Cette porte primitive devait être précédée par un porche
comme l'on en voit dans nombre d'églises italiennes ou à
Embrun (Hautes-Alpes). Ce porche devait être porté par des
colonnes à la base desquelles il y avait des lions. Ce
seraient ceux que l'on voit sur les images
9 et 10 .
Passons à présent au fameux linteau de
Saint-André-de-Sorède. Ce linteau est comparable à celui de
Saint-Génis-des-Fontaines qui, selon certains experts,
daterait du XIesiècle. Nous ne sommes pas
d'accord avec ces experts. Nous pensons qu'il est nettement
plus ancien. D'inspiration wisigothique, tant par le décor
que par la présence d'arcs outrepassés ; il présente selon
nous des éléments archaïsants : archanges aux ailes
croisées, personnages dans des attitudes différentes de
celles les plus pratiquées dans l'art roman ; ainsi le
deuxième personnage à gauche désigne son voisin de gauche et
non le Christ situé à droite.
Ajoutons à cela que nous doutons que cette magnifique pièce
de marbre ait été primitivement un linteau : peut-être un
devant d'autel.
Passons à l'intérieur de la nef (images 11, 12, 13 et 14).
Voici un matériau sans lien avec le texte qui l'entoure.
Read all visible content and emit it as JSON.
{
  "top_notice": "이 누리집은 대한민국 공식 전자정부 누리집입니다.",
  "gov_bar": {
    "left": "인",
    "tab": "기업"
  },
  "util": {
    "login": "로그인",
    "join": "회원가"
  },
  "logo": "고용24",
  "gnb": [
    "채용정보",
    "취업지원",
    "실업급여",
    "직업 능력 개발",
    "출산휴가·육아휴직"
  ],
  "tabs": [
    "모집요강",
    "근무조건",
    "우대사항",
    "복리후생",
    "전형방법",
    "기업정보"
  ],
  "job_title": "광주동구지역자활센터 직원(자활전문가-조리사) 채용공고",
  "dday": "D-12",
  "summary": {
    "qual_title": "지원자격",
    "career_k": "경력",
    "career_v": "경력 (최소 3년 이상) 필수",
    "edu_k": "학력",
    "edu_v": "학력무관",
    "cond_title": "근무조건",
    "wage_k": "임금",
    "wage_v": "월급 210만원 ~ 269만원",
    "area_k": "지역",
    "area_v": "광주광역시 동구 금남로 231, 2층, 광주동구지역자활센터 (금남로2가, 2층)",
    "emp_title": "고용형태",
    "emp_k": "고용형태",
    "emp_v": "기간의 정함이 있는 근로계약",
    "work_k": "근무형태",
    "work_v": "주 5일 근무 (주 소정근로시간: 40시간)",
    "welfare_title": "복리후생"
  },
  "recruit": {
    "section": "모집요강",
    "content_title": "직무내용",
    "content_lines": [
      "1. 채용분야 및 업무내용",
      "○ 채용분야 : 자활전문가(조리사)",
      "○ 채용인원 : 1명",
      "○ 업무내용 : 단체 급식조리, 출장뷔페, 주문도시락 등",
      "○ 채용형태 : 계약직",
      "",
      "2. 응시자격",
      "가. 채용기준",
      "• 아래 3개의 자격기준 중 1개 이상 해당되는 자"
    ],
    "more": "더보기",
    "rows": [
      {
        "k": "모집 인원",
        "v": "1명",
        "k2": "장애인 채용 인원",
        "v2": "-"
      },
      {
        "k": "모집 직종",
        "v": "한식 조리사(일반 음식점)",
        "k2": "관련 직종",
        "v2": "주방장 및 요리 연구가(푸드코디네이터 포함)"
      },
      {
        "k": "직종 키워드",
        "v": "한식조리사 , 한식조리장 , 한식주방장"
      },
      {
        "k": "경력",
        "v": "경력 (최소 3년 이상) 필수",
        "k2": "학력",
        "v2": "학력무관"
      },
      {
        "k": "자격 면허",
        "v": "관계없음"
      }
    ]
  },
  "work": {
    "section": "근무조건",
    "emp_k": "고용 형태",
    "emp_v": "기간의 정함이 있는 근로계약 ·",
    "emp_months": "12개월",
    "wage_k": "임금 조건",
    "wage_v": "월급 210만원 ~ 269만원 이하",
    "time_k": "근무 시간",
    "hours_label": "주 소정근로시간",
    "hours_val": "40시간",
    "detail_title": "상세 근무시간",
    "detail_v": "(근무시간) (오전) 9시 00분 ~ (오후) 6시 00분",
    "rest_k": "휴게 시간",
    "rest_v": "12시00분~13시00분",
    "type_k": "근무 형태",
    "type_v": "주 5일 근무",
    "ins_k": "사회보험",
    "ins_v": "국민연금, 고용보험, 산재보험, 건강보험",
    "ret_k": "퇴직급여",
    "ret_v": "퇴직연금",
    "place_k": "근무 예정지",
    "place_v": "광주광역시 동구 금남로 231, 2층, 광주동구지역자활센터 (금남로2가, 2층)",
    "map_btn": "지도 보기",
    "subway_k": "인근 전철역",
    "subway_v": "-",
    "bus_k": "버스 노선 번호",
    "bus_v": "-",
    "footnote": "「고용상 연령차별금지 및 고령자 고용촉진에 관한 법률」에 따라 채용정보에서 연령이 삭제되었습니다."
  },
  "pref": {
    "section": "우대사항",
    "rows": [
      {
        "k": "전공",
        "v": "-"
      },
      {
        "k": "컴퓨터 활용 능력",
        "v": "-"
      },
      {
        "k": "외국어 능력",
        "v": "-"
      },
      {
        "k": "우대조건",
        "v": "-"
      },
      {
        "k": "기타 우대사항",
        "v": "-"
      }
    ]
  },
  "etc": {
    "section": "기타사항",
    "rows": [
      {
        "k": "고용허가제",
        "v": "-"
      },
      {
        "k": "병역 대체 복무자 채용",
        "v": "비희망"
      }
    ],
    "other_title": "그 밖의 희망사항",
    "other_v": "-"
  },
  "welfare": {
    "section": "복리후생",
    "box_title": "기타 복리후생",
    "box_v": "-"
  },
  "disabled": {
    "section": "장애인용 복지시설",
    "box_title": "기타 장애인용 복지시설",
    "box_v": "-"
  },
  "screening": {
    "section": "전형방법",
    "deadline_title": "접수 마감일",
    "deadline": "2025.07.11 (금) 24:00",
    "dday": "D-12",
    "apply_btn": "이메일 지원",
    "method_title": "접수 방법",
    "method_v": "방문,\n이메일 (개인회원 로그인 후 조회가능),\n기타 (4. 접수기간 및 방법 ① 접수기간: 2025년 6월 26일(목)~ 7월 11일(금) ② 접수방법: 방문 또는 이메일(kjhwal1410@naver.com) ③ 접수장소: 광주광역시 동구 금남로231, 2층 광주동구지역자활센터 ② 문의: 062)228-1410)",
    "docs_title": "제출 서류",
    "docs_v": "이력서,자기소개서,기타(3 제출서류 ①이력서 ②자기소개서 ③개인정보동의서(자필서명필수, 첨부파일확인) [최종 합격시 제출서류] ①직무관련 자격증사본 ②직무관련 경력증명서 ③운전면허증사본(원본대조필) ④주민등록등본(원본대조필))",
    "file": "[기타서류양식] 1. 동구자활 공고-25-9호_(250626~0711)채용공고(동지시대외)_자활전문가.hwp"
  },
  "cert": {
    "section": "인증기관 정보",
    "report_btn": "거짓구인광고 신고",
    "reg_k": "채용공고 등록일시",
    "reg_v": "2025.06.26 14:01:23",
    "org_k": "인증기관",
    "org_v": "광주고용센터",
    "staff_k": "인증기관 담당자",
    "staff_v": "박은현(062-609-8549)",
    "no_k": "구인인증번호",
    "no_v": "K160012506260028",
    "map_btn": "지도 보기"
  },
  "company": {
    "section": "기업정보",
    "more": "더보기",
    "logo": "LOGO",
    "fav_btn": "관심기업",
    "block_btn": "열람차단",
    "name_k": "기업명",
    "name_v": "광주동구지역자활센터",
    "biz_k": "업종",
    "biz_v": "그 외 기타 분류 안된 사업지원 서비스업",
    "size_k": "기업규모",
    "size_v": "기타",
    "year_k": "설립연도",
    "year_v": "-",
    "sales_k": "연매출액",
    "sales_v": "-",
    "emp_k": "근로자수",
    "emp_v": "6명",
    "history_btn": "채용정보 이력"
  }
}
Celui-ci apparaît plus complexe que prévu. Et différent
de ce que nous avions vu auparavant dans les autres
monuments. Il nous manque un plan qui nous permette de
comprendre ce qui a pu se passer. Nous sommes habitués aux
nefs à un vaisseau et à celles, toutes différentes, à trois
vaisseaux. Or il semblerait que, dans le cas présent, il n'y
ait qu'un seul vaisseau. Mais d'étroits passages percés dans
les piliers porteurs de la voûte centrale permettent de
ménager des couloirs longeant les murs comme s'il s'agissait
de collatéraux.
Notre hypothèse est la suivante : l'église primitive était à
nef unique charpentée. Elle aurait été voûtée
ultérieurement. Mais l'écart entre les murs gouttereaux
étant trop important pour permettre la pose d'une voûte, les
architectes auraient accolé aux murs des piliers massifs
reliés entre eux par des arcs.
Nous pensons que, si nous n'avons pas jusqu'à présent
rencontré ce type d'architecture, c'est parce que, hormis
dans le cas des petits oratoires, les premières églises
étaient à nef triple. Même lorsqu'il s'agit d'édifices de
taille moyenne. Les nefs uniques de taille relativement
importante seraient venues après. Sauf en ce qui concerne
certaines églises du Midi Méditerranéen : Saint-Quenin de
Vaison-la-Romaine, Saint Félix-de-Bayssan à Béziers,
Saint-Pierre de Lespignan. Toutes ces églises sont estimées
antérieures à l'an mille. Notons aussi que des piliers
analogues à ceux-ci avec des demi-colonnes adossées reposant
sur des massifs quadrangulaires se retrouvent à San Pere de
Rodes et à Nant (Aveyron).
Nous aurions tendance à nous inspirer de la date de 823 pour
dater cette église, mais nous préférons nous baser sur
l'analyse architecturale.
Datation envisagée
: an 900 avec un écart de 150 ans.
Remarquons enfin les fonts baptismaux (
image 16) et la
très belle table d'autel à cupules (images 17 et 18). En
ce qui concerne la pierre de l'image
20 (couvercle de sarcophage ?), nous notons des
entrelacs ressemblant à des calligraphies.